My Tanzanian friend picked me up and we drove to Irente in the Usambara mountains. Took 5 hours with a few brief stops along the way. The original plan had been to visit Mkomazi National Park on the way to Irente, but since they cancelled my flight the night before, we skipped the park. I stayed at Irente Cliff View Lodge 6 kms from Lushoto, a beautiful location but definitely lacked some service standards and there were noisy barking dogs all night for 2 nights.
Day 4, November 19
I hired a local guide and hiked to Yogoi viewpoint and Magambi rainforest. On the hike, we saw a huge cave built by the Germans after World War I to hide from the British. Now it’s full of bats. It’s a beautiful area and very green, also cooler than at lower elevations. Locals brew sugar cane beer in the area.
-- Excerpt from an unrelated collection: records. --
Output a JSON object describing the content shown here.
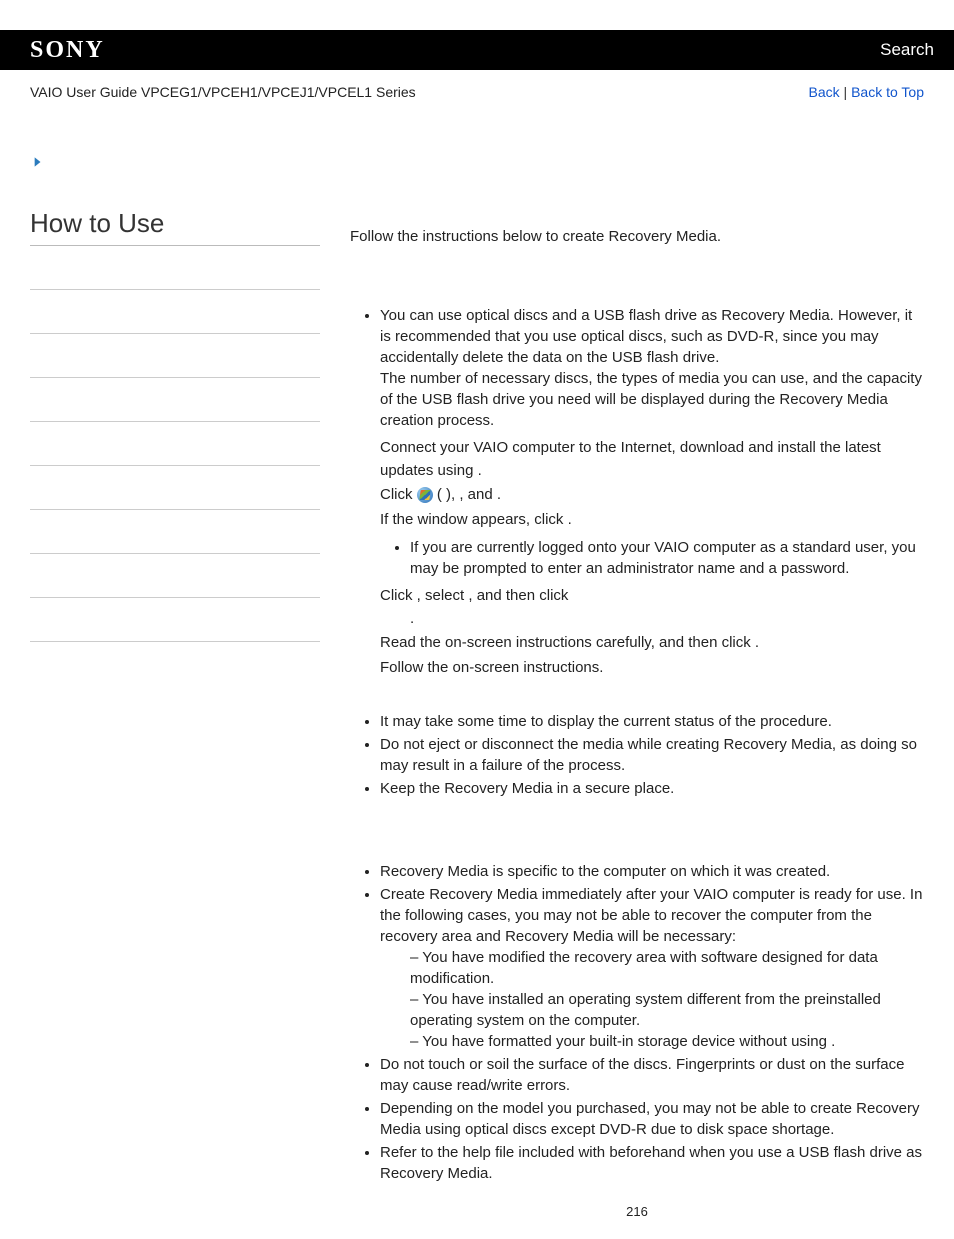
{
  "header": {
    "logo": "SONY",
    "search": "Search"
  },
  "subheader": {
    "title": "VAIO User Guide VPCEG1/VPCEH1/VPCEJ1/VPCEL1 Series",
    "back": "Back",
    "sep": " | ",
    "top": "Back to Top"
  },
  "left": {
    "heading": "How to Use"
  },
  "main": {
    "intro": "Follow the instructions below to create Recovery Media.",
    "tip1a": "You can use optical discs and a USB flash drive as Recovery Media. However, it is recommended that you use optical discs, such as DVD-R, since you may accidentally delete the data on the USB flash drive.",
    "tip1b": "The number of necessary discs, the types of media you can use, and the capacity of the USB flash drive you need will be displayed during the Recovery Media creation process.",
    "step1a": "Connect your VAIO computer to the Internet, download and install the latest updates using ",
    "step1b": ".",
    "step2a": "Click ",
    "step2b": " (          ), ",
    "step2c": ", and ",
    "step2d": ".",
    "step3a": "If the ",
    "step3b": " window appears, click ",
    "step3c": ".",
    "substep": "If you are currently logged onto your VAIO computer as a standard user, you may be prompted to enter an administrator name and a password.",
    "step4a": "Click ",
    "step4b": ", select ",
    "step4c": ", and then click ",
    "step4d": ".",
    "step5a": "Read the on-screen instructions carefully, and then click ",
    "step5b": ".",
    "step6": "Follow the on-screen instructions.",
    "notes2": {
      "n1": "It may take some time to display the current status of the procedure.",
      "n2": "Do not eject or disconnect the media while creating Recovery Media, as doing so may result in a failure of the process.",
      "n3": "Keep the Recovery Media in a secure place."
    },
    "notes3": {
      "n1": "Recovery Media is specific to the computer on which it was created.",
      "n2": "Create Recovery Media immediately after your VAIO computer is ready for use. In the following cases, you may not be able to recover the computer from the recovery area and Recovery Media will be necessary:",
      "d1": "You have modified the recovery area with software designed for data modification.",
      "d2": "You have installed an operating system different from the preinstalled operating system on the computer.",
      "d3a": "You have formatted your built-in storage device without using ",
      "d3b": ".",
      "n3": "Do not touch or soil the surface of the discs. Fingerprints or dust on the surface may cause read/write errors.",
      "n4": "Depending on the model you purchased, you may not be able to create Recovery Media using optical discs except DVD-R due to disk space shortage.",
      "n5a": "Refer to the help file included with ",
      "n5b": " beforehand when you use a USB flash drive as Recovery Media."
    }
  },
  "pagenum": "216"
}
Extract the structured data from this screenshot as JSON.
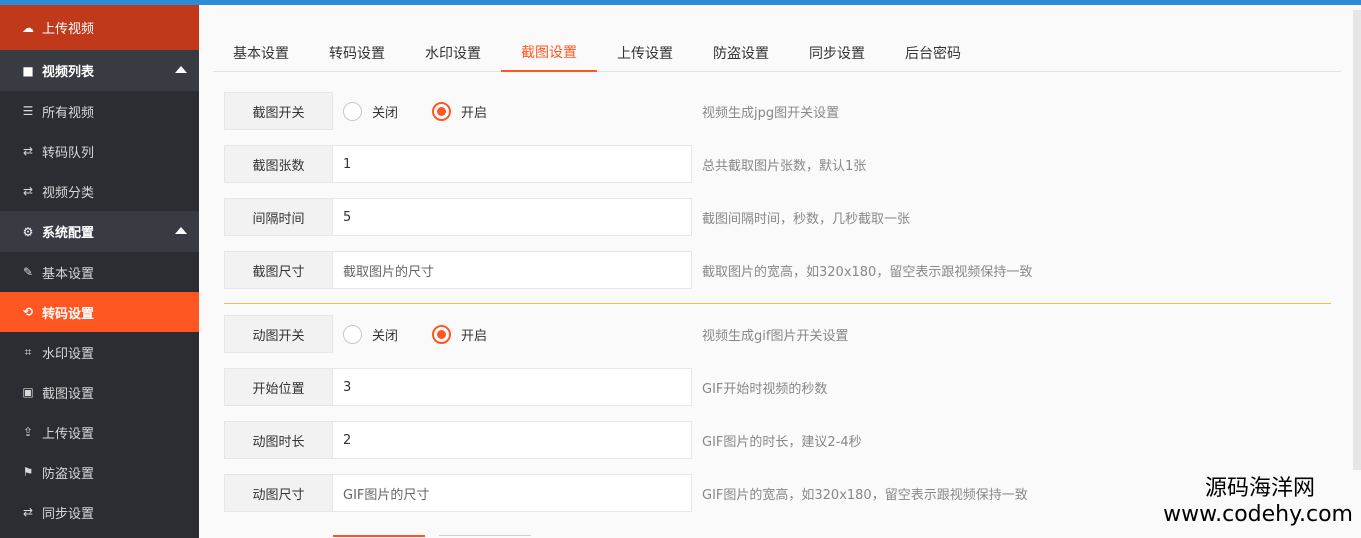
{
  "sidebar": {
    "upload": "上传视频",
    "groups": [
      {
        "label": "视频列表",
        "items": [
          "所有视频",
          "转码队列",
          "视频分类"
        ]
      },
      {
        "label": "系统配置",
        "items": [
          "基本设置",
          "转码设置",
          "水印设置",
          "截图设置",
          "上传设置",
          "防盗设置",
          "同步设置"
        ]
      }
    ]
  },
  "tabs": [
    "基本设置",
    "转码设置",
    "水印设置",
    "截图设置",
    "上传设置",
    "防盗设置",
    "同步设置",
    "后台密码"
  ],
  "active_tab": "截图设置",
  "radio": {
    "off": "关闭",
    "on": "开启"
  },
  "form": {
    "shot_switch": {
      "label": "截图开关",
      "tip": "视频生成jpg图开关设置"
    },
    "shot_count": {
      "label": "截图张数",
      "value": "1",
      "tip": "总共截取图片张数，默认1张"
    },
    "interval": {
      "label": "间隔时间",
      "value": "5",
      "tip": "截图间隔时间，秒数，几秒截取一张"
    },
    "shot_size": {
      "label": "截图尺寸",
      "placeholder": "截取图片的尺寸",
      "tip": "截取图片的宽高，如320x180，留空表示跟视频保持一致"
    },
    "gif_switch": {
      "label": "动图开关",
      "tip": "视频生成gif图片开关设置"
    },
    "start_pos": {
      "label": "开始位置",
      "value": "3",
      "tip": "GIF开始时视频的秒数"
    },
    "gif_duration": {
      "label": "动图时长",
      "value": "2",
      "tip": "GIF图片的时长，建议2-4秒"
    },
    "gif_size": {
      "label": "动图尺寸",
      "placeholder": "GIF图片的尺寸",
      "tip": "GIF图片的宽高，如320x180，留空表示跟视频保持一致"
    }
  },
  "watermark": {
    "line1": "源码海洋网",
    "line2": "www.codehy.com"
  },
  "colors": {
    "accent": "#ff5722",
    "sidebar": "#2b2d33",
    "upload": "#c1391b"
  }
}
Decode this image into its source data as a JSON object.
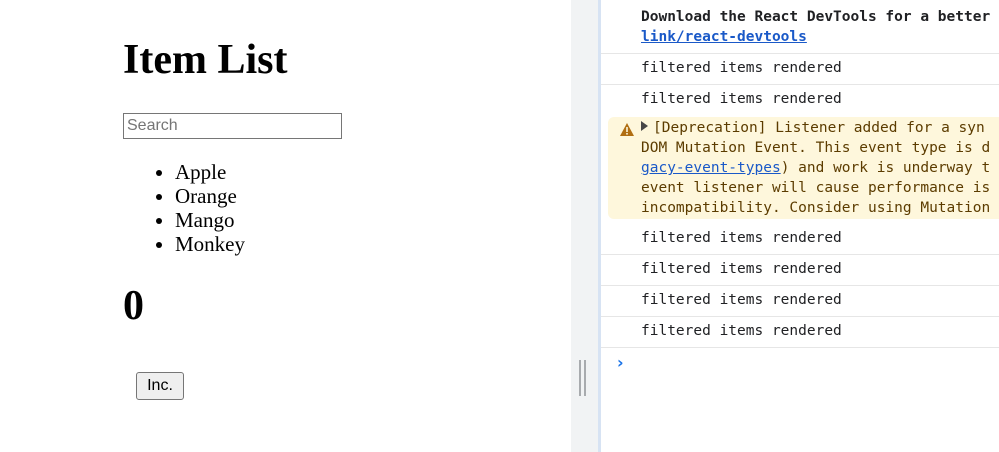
{
  "app": {
    "title": "Item List",
    "search": {
      "placeholder": "Search",
      "value": ""
    },
    "items": [
      "Apple",
      "Orange",
      "Mango",
      "Monkey"
    ],
    "count": "0",
    "inc_label": "Inc."
  },
  "console": {
    "devtools_text": "Download the React DevTools for a better",
    "devtools_link": "link/react-devtools",
    "log_message": "filtered items rendered",
    "warning": {
      "line1": "[Deprecation] Listener added for a syn",
      "line2": "DOM Mutation Event. This event type is d",
      "line3_link": "gacy-event-types",
      "line3_rest": ") and work is underway t",
      "line4": "event listener will cause performance is",
      "line5": "incompatibility. Consider using Mutation"
    }
  },
  "colors": {
    "link": "#1a59c8",
    "warning_bg": "#fef7dc",
    "warning_icon": "#b06e12",
    "prompt": "#1a73e8"
  }
}
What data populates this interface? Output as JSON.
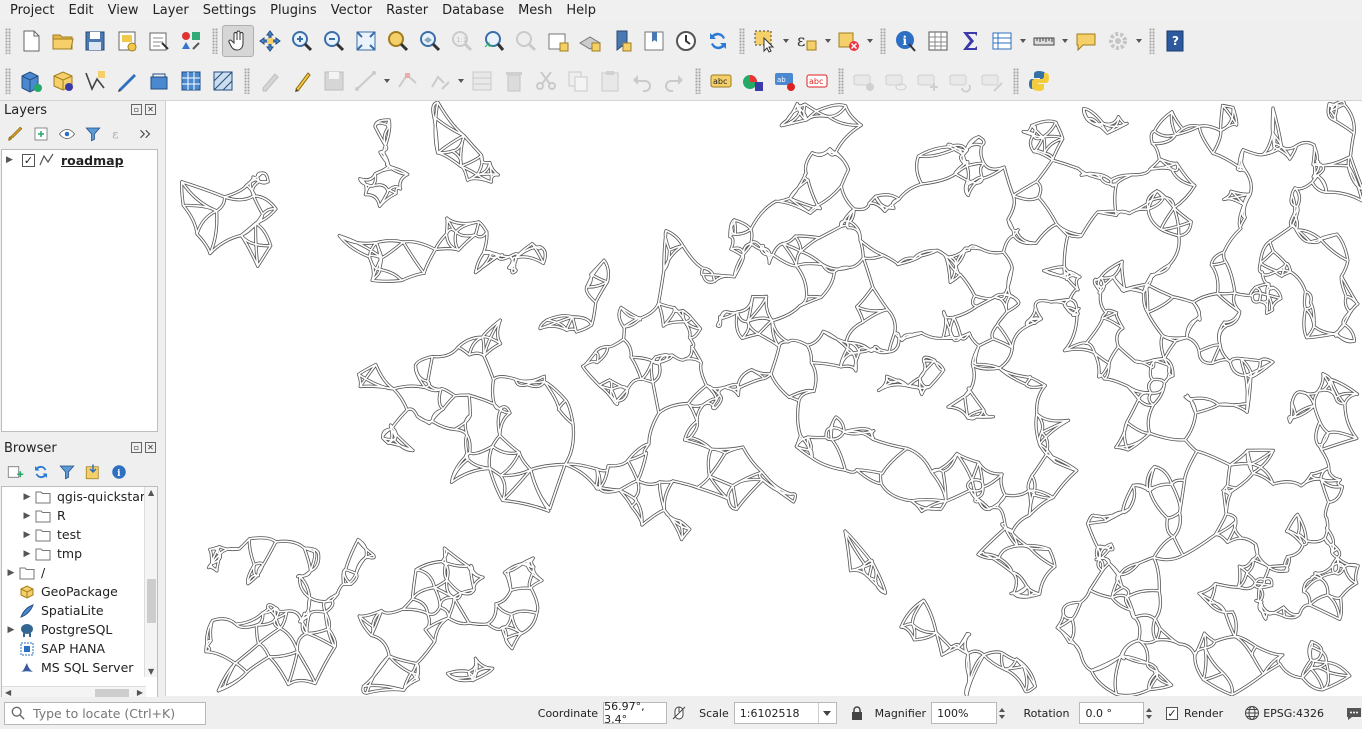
{
  "menu": [
    "Project",
    "Edit",
    "View",
    "Layer",
    "Settings",
    "Plugins",
    "Vector",
    "Raster",
    "Database",
    "Mesh",
    "Help"
  ],
  "layers_panel": {
    "title": "Layers"
  },
  "layers": [
    {
      "name": "roadmap",
      "visible": true
    }
  ],
  "browser_panel": {
    "title": "Browser",
    "items": [
      {
        "label": "qgis-quickstart",
        "icon": "folder-icon",
        "level": 1,
        "expandable": true
      },
      {
        "label": "R",
        "icon": "folder-icon",
        "level": 1,
        "expandable": true
      },
      {
        "label": "test",
        "icon": "folder-icon",
        "level": 1,
        "expandable": true
      },
      {
        "label": "tmp",
        "icon": "folder-icon",
        "level": 1,
        "expandable": true
      },
      {
        "label": "/",
        "icon": "folder-icon",
        "level": 0,
        "expandable": true
      },
      {
        "label": "GeoPackage",
        "icon": "geopackage-icon",
        "level": 0,
        "expandable": false
      },
      {
        "label": "SpatiaLite",
        "icon": "spatialite-icon",
        "level": 0,
        "expandable": false
      },
      {
        "label": "PostgreSQL",
        "icon": "postgresql-icon",
        "level": 0,
        "expandable": true
      },
      {
        "label": "SAP HANA",
        "icon": "sap-hana-icon",
        "level": 0,
        "expandable": false
      },
      {
        "label": "MS SQL Server",
        "icon": "mssql-icon",
        "level": 0,
        "expandable": false
      }
    ]
  },
  "statusbar": {
    "locator_placeholder": "Type to locate (Ctrl+K)",
    "coordinate_label": "Coordinate",
    "coordinate_value": "56.97°, 3.4°",
    "scale_label": "Scale",
    "scale_value": "1:6102518",
    "magnifier_label": "Magnifier",
    "magnifier_value": "100%",
    "rotation_label": "Rotation",
    "rotation_value": "0.0 °",
    "render_label": "Render",
    "crs": "EPSG:4326"
  },
  "colors": {
    "road_casing": "#555555",
    "road_fill": "#ffffff",
    "accent": "#2d7bd6"
  }
}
I was able to drink only 1/3 of a glass.
We enjoyed a sundowner at Irente Viewpoint and ate a terrible dinner at Turamini Hostel.
I was surprised at the large number of Muslims in the Usambara Mountains. I expected to see them in Zanzibar, but didn’t expect them in the mountains.
Day 5, November 20
A 6 hour drive to Bagamoyo. My friend was stopped 5 times by police. One officer asked if he had a fire extinguisher, emergency flares, and other things all required by law. He then asked if he had a first aid kit. My friend said it’s not required in a private vehicle but he asked if I had one. I pulled out my plastic bag of 3 ounce liquids from the plane, which he showed the officer who said, “I can’t find anything. Just give me some money, man. Anything.” My friend didn’t give him or any other officer any money (although I heard on the way home 3 days later, he got stopped 5 times and paid a bribe every time). Maybe the mzunga in the car kept him from having to pay on the way down.
Day 6, November 21
Saw the Kaole Ruins outside of Bagamoyo and walked around the town, including seeing the thriving fish market. Bagamoyo was the last stop for slaves from East Africa before they were shipped out. The pleasant, quiet town is full of history and had few tourists. Entrance to the Caravanseri was 20,000 Tsh (about $13), which seemed outrageous, especially since the guide said there really isn’t much to see inside. He and my friend argued vociferously with the staff that the charge was too much, but they wouldn’t budge. I chose not to pay. I swam in the ocean. I was pleasantly surprised at the lack of mosquitoes. I stayed at the Bagamoyo Country Club, a very pleasant hotel right on the beach.
Day 7, November 22
It took 2¼ hours to drive to Dar, a long amount of time for a short distance. The roads were crowded with traffic, and there was lots of roadwork, as they add more lanes to the highway. I enjoyed the 2 hour ferry crossing to Zanzibar. The helpful taxi driver who took us to the ferry escorted us all the way to the waiting area while carrying our bags. The ferry company told us to arrive 1½ hours before departure to check in, which was far longer than needed. I paid $5 extra for seating in the VIP or Premium section; it was well worth it. When I arrived in Zanzibar, they had me fill out an "exit" form, which was blue like the entrance forms for Tanzania, not yellow like the exit forms. They also stamped my passport.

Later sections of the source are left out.